Additional Functions for Statistical Distributions (PPF, SF)
Motivation
A Percent Point Function (or Quantile Function or Inverse CDF) for each covered distribution would be a valuable addition, since it's highly relevant for common statistical problems and tests. Furthermore, complementary to the CDF, a Survival Function (1-cdf(x)) would be useful for statistics and engineering. The latter could be implemented as a separate procedure or by letting CDF return 1-cdf(x), conditional on an optional argument passed to the CDF function.
Prior Art
This is an example of an f90 implementation of a normal percent point function.

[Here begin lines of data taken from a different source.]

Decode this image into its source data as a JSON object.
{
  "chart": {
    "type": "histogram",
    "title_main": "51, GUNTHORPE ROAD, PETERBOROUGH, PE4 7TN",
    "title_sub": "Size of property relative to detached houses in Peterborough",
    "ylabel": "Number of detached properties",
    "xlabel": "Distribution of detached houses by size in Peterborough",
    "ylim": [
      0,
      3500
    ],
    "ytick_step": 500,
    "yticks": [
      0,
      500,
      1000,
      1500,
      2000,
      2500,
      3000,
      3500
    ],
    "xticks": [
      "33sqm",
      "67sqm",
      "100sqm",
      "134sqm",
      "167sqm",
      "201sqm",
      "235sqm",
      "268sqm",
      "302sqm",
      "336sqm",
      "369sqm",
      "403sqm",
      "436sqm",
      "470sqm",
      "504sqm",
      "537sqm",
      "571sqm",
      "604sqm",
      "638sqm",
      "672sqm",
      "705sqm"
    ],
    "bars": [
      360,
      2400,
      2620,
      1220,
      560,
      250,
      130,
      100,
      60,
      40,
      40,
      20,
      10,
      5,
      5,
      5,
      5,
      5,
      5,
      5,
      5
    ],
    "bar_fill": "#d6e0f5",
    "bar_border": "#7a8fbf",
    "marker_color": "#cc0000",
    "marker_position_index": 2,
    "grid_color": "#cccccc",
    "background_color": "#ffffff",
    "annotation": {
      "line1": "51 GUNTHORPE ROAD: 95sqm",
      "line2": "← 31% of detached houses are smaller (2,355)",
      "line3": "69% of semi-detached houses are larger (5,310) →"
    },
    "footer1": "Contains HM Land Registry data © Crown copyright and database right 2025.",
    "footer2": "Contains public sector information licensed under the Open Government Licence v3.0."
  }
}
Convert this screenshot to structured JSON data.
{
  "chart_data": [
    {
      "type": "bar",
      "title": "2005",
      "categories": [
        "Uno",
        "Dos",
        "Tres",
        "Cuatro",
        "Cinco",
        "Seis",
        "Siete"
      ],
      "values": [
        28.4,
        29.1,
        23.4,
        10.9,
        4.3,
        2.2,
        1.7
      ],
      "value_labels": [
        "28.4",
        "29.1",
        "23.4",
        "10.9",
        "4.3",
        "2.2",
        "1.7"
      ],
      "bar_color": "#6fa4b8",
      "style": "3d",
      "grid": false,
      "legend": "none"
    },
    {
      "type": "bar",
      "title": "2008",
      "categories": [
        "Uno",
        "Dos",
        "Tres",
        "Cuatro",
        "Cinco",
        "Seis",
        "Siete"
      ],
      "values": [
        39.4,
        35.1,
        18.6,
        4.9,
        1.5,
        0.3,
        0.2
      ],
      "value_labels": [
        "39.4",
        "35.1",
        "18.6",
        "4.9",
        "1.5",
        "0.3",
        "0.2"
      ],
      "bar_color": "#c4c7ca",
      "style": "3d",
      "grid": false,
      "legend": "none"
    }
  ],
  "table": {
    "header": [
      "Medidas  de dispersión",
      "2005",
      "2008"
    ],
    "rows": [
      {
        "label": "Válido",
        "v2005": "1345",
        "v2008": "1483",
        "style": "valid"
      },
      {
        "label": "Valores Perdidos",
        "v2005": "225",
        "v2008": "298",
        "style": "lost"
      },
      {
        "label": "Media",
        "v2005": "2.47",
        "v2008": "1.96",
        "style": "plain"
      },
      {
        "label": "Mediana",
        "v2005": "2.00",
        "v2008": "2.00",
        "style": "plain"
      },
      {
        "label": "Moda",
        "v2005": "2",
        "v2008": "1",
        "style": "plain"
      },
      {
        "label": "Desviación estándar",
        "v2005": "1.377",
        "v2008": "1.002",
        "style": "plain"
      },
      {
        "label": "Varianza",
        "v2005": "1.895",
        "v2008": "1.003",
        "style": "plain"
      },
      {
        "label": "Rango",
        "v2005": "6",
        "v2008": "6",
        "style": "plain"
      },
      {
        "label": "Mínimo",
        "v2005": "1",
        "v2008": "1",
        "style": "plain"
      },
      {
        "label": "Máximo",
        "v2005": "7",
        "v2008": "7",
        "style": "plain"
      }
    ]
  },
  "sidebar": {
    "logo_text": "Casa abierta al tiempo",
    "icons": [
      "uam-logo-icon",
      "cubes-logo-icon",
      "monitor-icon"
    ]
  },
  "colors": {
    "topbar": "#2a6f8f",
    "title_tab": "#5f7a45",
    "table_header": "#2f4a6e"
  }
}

Reference: Michael Wichura, Algorithm AS 241: The Percentage Points of the Normal Distribution, Applied Statistics, Volume 37, Number 3, 1988, pages 477-484.
Additional Information
No response
Hey, I am interested in contributing for these features beginning with the normal distribution. I have been going through the prior art and have a potential plan for this:
-
A separate procedure for survival function
-
Percent Point Function For this I was thinking of using an inverse error function. As error function was used to calculate the cdf. But I don't there is an inverse error function in fortran. I was also thinking about using binary search to find x such that cdf(x) - p = 0. But this would be too slow. So, implementing an AS 241 approach seems like the best choice.
I am ready to start working on a PR that includes normal_sf and normal_ppf (using AS 241).
Please let me know if this plan looks good
Hey @BhoomishGupta ,
Thanks for the interest! Fortran does not have an inverse error function, but it's been discussed to add it to stdlib. That would make a few things easier. Yes, the binary search/bisection method are likely slower albeit simple, so the AS241 approach may be better. What do others think, looking at it?
I'm curious method were you thinking of using for the survival function to ensure tail stability? (I've not looked at this in detail, since 1-cdf has always been good enough for my applications).
Hey @sebastian-mutz,
I was thinking that instead of using survival function = 1 - cdf, which will lead to tail stability issues. I am going to write the full formula for survival function using erfc(erfc is calculated directly. So, it avoids subtraction from 1).
So the formula for survival function becomes : 0.5 * erfc(x / sqrt(2.0))
Hey @BhoomishGupta, that sounds good. Note that I'm not one of the major stdlib contributors, but I do work quite a bit with statistics, and I'd be happy to look over your PRs here.
@BhoomishGupta your proposition sounds good to me. I suggest that you open a PR with some code and specs. The community can then discuss the API and implementation.
Great, thank you @jvdp1 and @sebastian-mutz for the green light!
I'll get started on the PR with the proposed implementations for normal_sf (using the erfc method) and normal_ppf (using Algorithm AS 241)
I'll link the PR to this issue once it's ready for review and further discussion.